Big societies can be simple and egalitarian. Small societies can be complex and hierarchical.

Dense and successful civilizations don't need to be violent or hierarchical:

  • Uruk in Mesopotamia lacked walls and signs of hierarchy (until it was taken over by their former colonies).
  • Mohenjo-daro of the Indus Valley Civilization was hierarchical but peaceful; there are no signs of a warrior class until 1000 years later.
  • In the Buddha's time (564 BCE), many South Asian cities were led by democratic councils called sangas that operated by consensus.
  • Taosi in the Jinnan Basin of China had the first known revolution (circa 2000 BCE).
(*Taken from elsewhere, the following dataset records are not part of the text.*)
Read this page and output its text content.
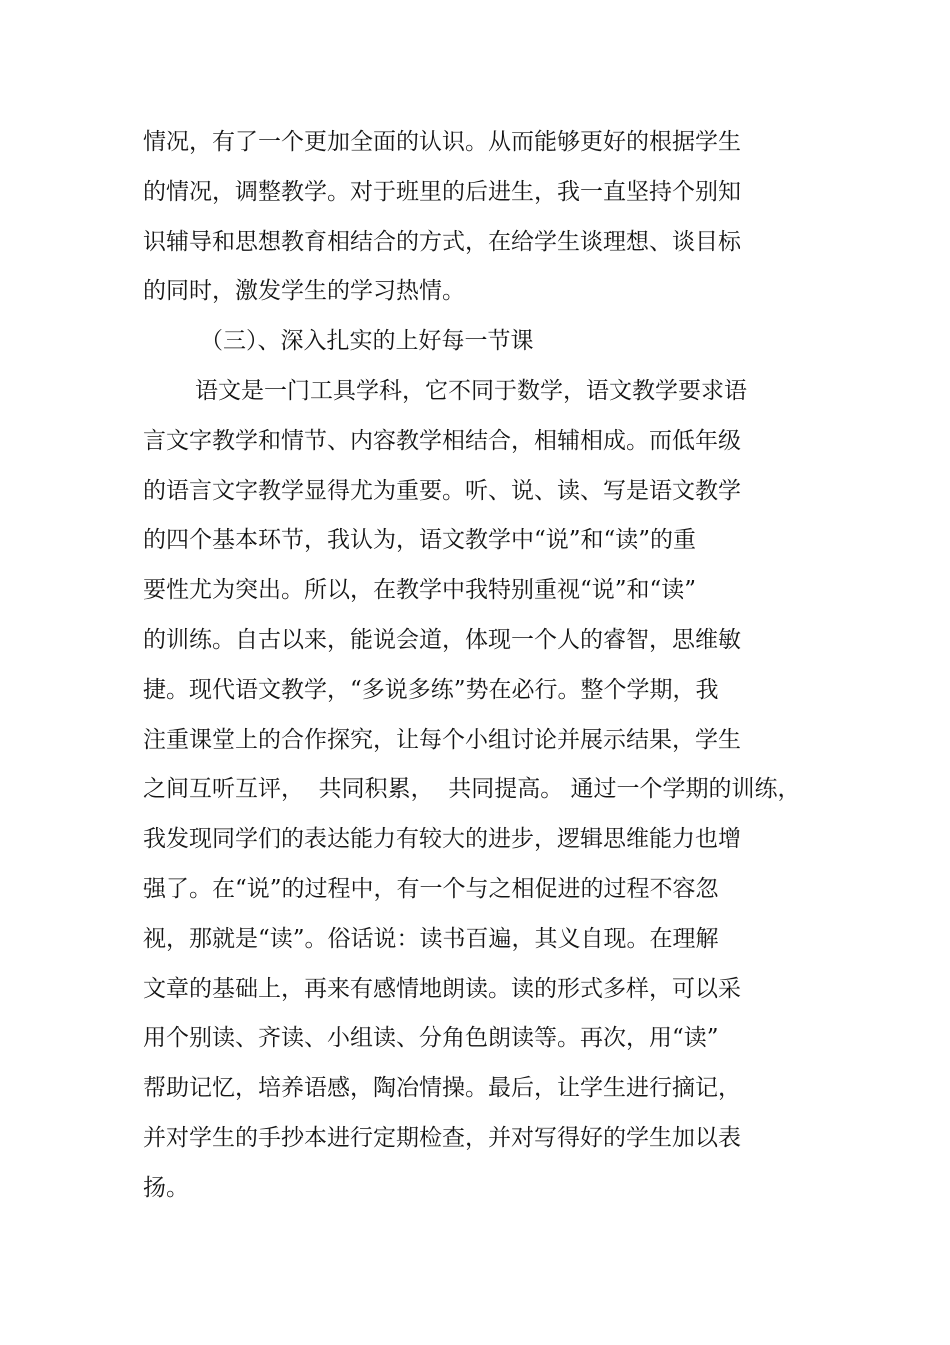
情况，有了一个更加全面的认识。从而能够更好的根据学生
的情况，调整教学。对于班里的后进生，我一直坚持个别知
识辅导和思想教育相结合的方式，在给学生谈理想、谈目标
的同时，激发学生的学习热情。
（三）、深入扎实的上好每一节课
语文是一门工具学科，它不同于数学，语文教学要求语
言文字教学和情节、内容教学相结合，相辅相成。而低年级
的语言文字教学显得尤为重要。听、说、读、写是语文教学
的四个基本环节，我认为，语文教学中“说”和“读”的重
要性尤为突出。所以，在教学中我特别重视“说”和“读”
的训练。自古以来，能说会道，体现一个人的睿智，思维敏
捷。现代语文教学，“多说多练”势在必行。整个学期，我
注重课堂上的合作探究，让每个小组讨论并展示结果，学生
之间互听互评，  共同积累，  共同提高。 通过一个学期的训练，
我发现同学们的表达能力有较大的进步，逻辑思维能力也增
强了。在“说”的过程中，有一个与之相促进的过程不容忽
视，那就是“读”。俗话说：读书百遍，其义自现。在理解
文章的基础上，再来有感情地朗读。读的形式多样，可以采
用个别读、齐读、小组读、分角色朗读等。再次，用“读”
帮助记忆，培养语感，陶冶情操。最后，让学生进行摘记，
并对学生的手抄本进行定期检查，并对写得好的学生加以表
扬。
They trashed the palace and lived in relative prosperity for the next 200 years.
  • Around 300 CE, Teotihuacans revolted. The people stopped building pyramids and started building public housing instead.
  • Bali's seemingly rigid caste system mixes formal hierarchy with informal equality.

Cities weren't a shock

Non-urban people were part of large networks of humans. These groups may have been more geographically spread out, but there's nothing innately human about small groups.

For example, a member of a totemic society in the pre-Colombian Americas would have had strong social ties from Arizona to Ontario.

Families aren't fundamental

Social bonds across broad distances allowed folks to leave their biological family and become part of a different, chosen family.

Indigenous peoples are often found in "families" that have few genetic relationships.